Puisque notre association a pour objet de perpétuer la mémoire de la Résistance et de la Seconde Guerre mondiale, sachons que cette année 2018, dans le calendrier mémoriel de la nation, c’est la fin de la Première Guerre mondiale qui aura la primauté. Normal !
On commémorera, en effet, la mémoire du centenaire de la fin de la Première Guerre mondiale pour que soient rappelés les causes de la guerre et cette folie meurtrière qui a engendré quelque 19 millions de morts…- 7.000 morts/jour du 3 août au 9 septembre 1917, c’est dire la sauvagerie des combats. Une sauvagerie qui à certains égards préfigurait celle de la Seconde Guerre mondiale. « Nous faisons une guerre d’assassins » écrivait, depuis les tranchées, l’historien Jules Isaac à son épouse. Et il ajoutait, faisant preuve d’une grande clairvoyance : ‘’Je ne sais où nous allons mais je m’effraie de penser parfois que cette guerre n’est pas une fin mais un commencement et le prélude de cataclysmes plus épouvantables encore. Jamais les puissances du mal n’ont été pareillement déchaînées ; elles ne s’arrêteront pas en si beau chemin’’ pronostiquait Jules Isaac. (18 septembre 1916).

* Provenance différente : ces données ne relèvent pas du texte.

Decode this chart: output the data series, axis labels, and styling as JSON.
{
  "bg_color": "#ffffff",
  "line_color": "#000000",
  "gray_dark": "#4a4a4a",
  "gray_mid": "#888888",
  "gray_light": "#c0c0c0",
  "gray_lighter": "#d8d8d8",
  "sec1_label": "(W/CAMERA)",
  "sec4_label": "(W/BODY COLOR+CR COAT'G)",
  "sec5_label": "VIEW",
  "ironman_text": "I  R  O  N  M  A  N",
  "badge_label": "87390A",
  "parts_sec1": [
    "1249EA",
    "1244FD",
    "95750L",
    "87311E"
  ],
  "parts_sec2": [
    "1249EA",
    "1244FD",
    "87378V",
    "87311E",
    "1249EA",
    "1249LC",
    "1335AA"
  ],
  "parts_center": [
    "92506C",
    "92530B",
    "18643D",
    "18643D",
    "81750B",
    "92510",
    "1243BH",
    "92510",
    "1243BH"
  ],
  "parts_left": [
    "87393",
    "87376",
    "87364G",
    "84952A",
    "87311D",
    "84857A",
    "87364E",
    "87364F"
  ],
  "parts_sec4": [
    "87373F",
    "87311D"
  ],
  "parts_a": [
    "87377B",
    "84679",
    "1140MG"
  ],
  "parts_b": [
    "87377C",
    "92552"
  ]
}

Le traumatisme et ses conséquences politiques
De cette guerre est sorti un nouveau tracé des frontières intra et extra européennes. De nouvelles nations sont nées ou resurgies sur les ruines des Empires ottoman et austro-hongrois. Consécutivement, des populations entières furent contraintes d’émigrer par la force, menacées par des purifications ethniques qui ont été mises à exécution pendant la guerre et parfois poursuivies après la guerre.

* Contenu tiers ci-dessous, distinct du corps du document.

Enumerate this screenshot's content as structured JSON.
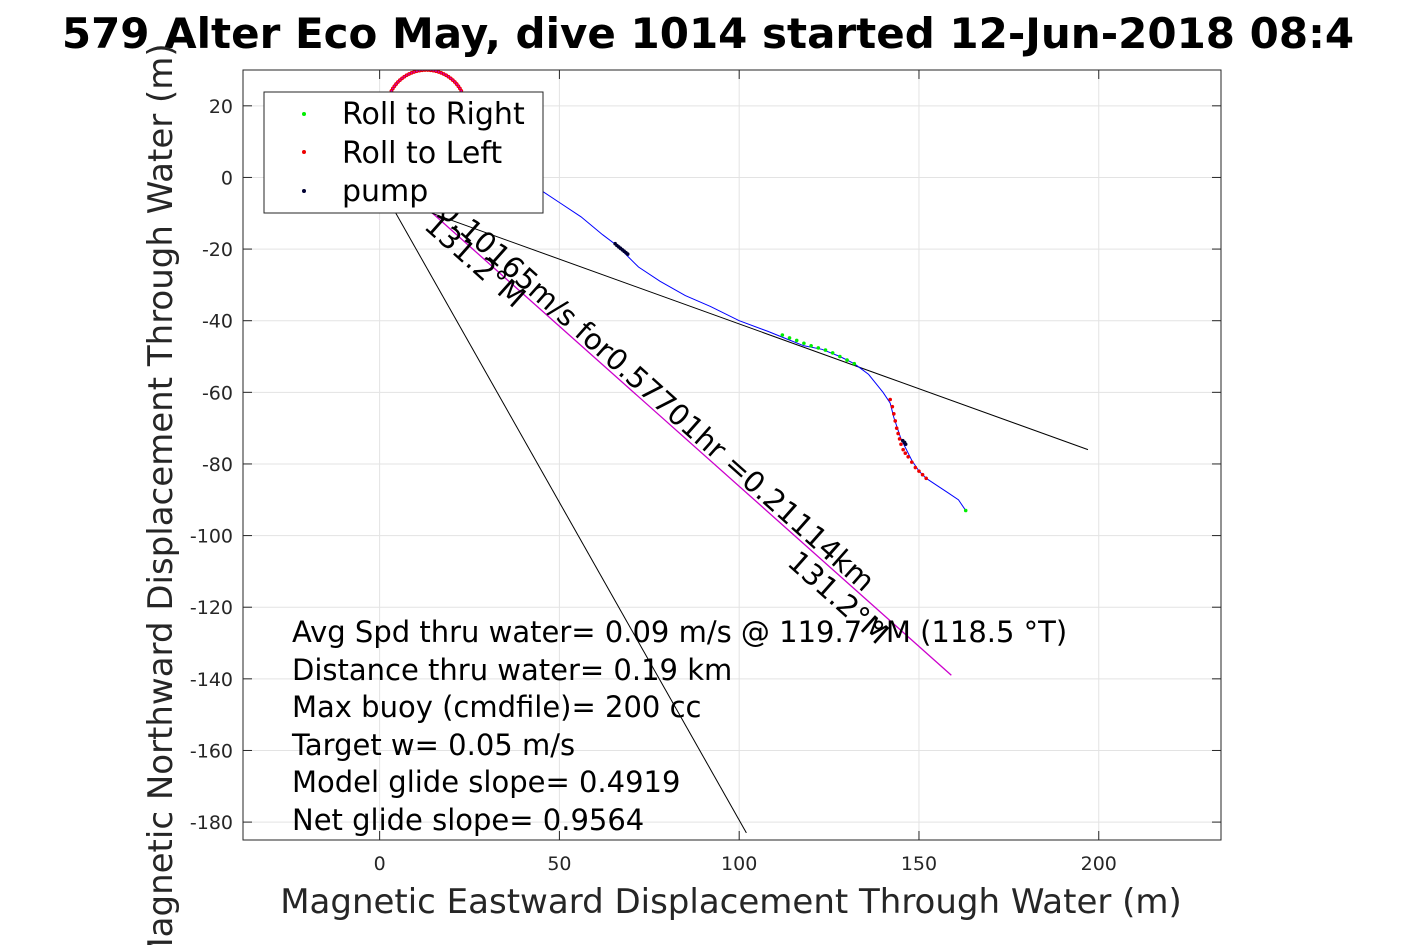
{
  "chart_data": {
    "type": "line",
    "title": "579 Alter Eco May, dive 1014 started 12-Jun-2018 08:4",
    "xlabel": "Magnetic Eastward Displacement Through Water (m)",
    "ylabel": "Magnetic Northward Displacement Through Water (m)",
    "xlim": [
      -38,
      234
    ],
    "ylim": [
      -185,
      30
    ],
    "xticks": [
      0,
      50,
      100,
      150,
      200
    ],
    "yticks": [
      20,
      0,
      -20,
      -40,
      -60,
      -80,
      -100,
      -120,
      -140,
      -160,
      -180
    ],
    "grid": true,
    "legend_position": "top-left",
    "legend": [
      "Roll to Right",
      "Roll to Left",
      "pump"
    ],
    "colors": {
      "track": "#0000ff",
      "roll_right": "#00ee00",
      "roll_left": "#ee0000",
      "pump": "#000033",
      "current_line": "#cc00cc",
      "reference_lines": "#000000"
    },
    "series": [
      {
        "role": "track",
        "x": [
          3,
          10,
          18,
          25,
          32,
          38,
          44,
          50,
          56,
          62,
          66,
          68,
          72,
          78,
          85,
          92,
          100,
          108,
          113,
          118,
          123,
          128,
          132,
          136,
          140,
          142,
          143,
          144,
          145,
          146,
          147,
          148,
          150,
          152,
          155,
          158,
          161,
          163
        ],
        "y": [
          15,
          12,
          10,
          7,
          4,
          1,
          -3,
          -7,
          -11,
          -16,
          -19,
          -21,
          -25,
          -29,
          -33,
          -36,
          -40,
          -43,
          -45,
          -47,
          -48,
          -50,
          -52,
          -55,
          -60,
          -63,
          -67,
          -70,
          -73,
          -75,
          -77,
          -79,
          -82,
          -84,
          -86,
          -88,
          -90,
          -93
        ]
      },
      {
        "name": "Roll to Right",
        "x": [
          112,
          114,
          116,
          118,
          120,
          122,
          124,
          126,
          128,
          130,
          132,
          163
        ],
        "y": [
          -44,
          -44.8,
          -45.5,
          -46.3,
          -47,
          -47.6,
          -48.2,
          -49,
          -50,
          -51,
          -52,
          -93
        ]
      },
      {
        "name": "Roll to Left",
        "arc_center": [
          13,
          19
        ],
        "arc_radius": 11,
        "arc_span_deg": [
          20,
          160
        ],
        "x": [
          142,
          142.6,
          143,
          143.4,
          143.8,
          144.2,
          144.6,
          145,
          145.6,
          146.2,
          147,
          148,
          149,
          150,
          151,
          152
        ],
        "y": [
          -62,
          -64,
          -66,
          -68,
          -70,
          -71.5,
          -73,
          -74.5,
          -76,
          -77,
          -78,
          -79.5,
          -81,
          -82,
          -83,
          -84
        ]
      },
      {
        "name": "pump",
        "x": [
          65.5,
          66,
          66.5,
          67,
          67.5,
          68,
          68.5,
          69,
          145.5,
          146,
          146.3
        ],
        "y": [
          -18.5,
          -19,
          -19.4,
          -19.8,
          -20.2,
          -20.6,
          -21,
          -21.4,
          -73.5,
          -74,
          -74.5
        ]
      }
    ],
    "reference_lines": [
      {
        "role": "current",
        "from": [
          8,
          -4
        ],
        "to": [
          159,
          -139
        ]
      },
      {
        "role": "heading-a",
        "from": [
          -2,
          -4
        ],
        "to": [
          197,
          -76
        ]
      },
      {
        "role": "heading-b",
        "from": [
          0,
          -2
        ],
        "to": [
          102,
          -183
        ]
      }
    ],
    "annotations": [
      {
        "text": "0.10165m/s for0.57701hr =0.21114km",
        "at": [
          16,
          -10
        ]
      },
      {
        "text": "131.2°M",
        "at": [
          12,
          -14
        ]
      },
      {
        "text": "131.2°M",
        "at": [
          113,
          -108
        ]
      }
    ],
    "stats": [
      "Avg Spd thru water=  0.09 m/s @ 119.7 °M (118.5 °T)",
      "Distance thru water=  0.19 km",
      "Max buoy (cmdfile)= 200 cc",
      "Target w= 0.05 m/s",
      "Model glide slope= 0.4919",
      "Net glide slope= 0.9564"
    ]
  }
}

Et si le rappel de ces drames ne suffisaient pas à nous convaincre de l’utilité des commémorations du centenaire de la fin de cette guerre, il n’est que de voir les monuments aux morts de nos villes et villages pour imaginer le voile de deuil qui a recouvert la Corse dans les années vingt. Et rien mieux qu’écouter la chanson des frères Vincenti, « U ritratu » (Le portrait) pour donner à penser quelle tristesse, quel chagrin, quelle douleur ont pénétré l’intimité des familles corses : environ 11.400 morts, des jeunes dans la fleur de l’âge. Morts au champ d’honneur disent nos monuments aux morts, « aux champs d’horreur » chante Jacques Brel. …. Et les blessés, et les « gueules cassées ». Bref, un traumatisme, une véritable saignée qui conjuguée avec le dépérissement de l’économie insulaire, a généré la contestation corsiste d’après guerre dont un courant minoritaire, irrédentiste, le Partitu Corsu par l’Autonomia de Petru Rocca, a nourri un inextinguible ressentiment contre la Révolution de 1789 et contre la loi sur la laïcité de 1905. Un ressentiment qui le conduira avec ses amis dans les bras de Mussolini. L’autre courant corsiste, majoritaire, refusera cette instrumentalisation par les fascistes ; il en est même, tel le poète Maestrale qui seront déportés, ou tel Simon-Jean Vinciguerra qui plus tard sera responsable de la Résistance bastiaise.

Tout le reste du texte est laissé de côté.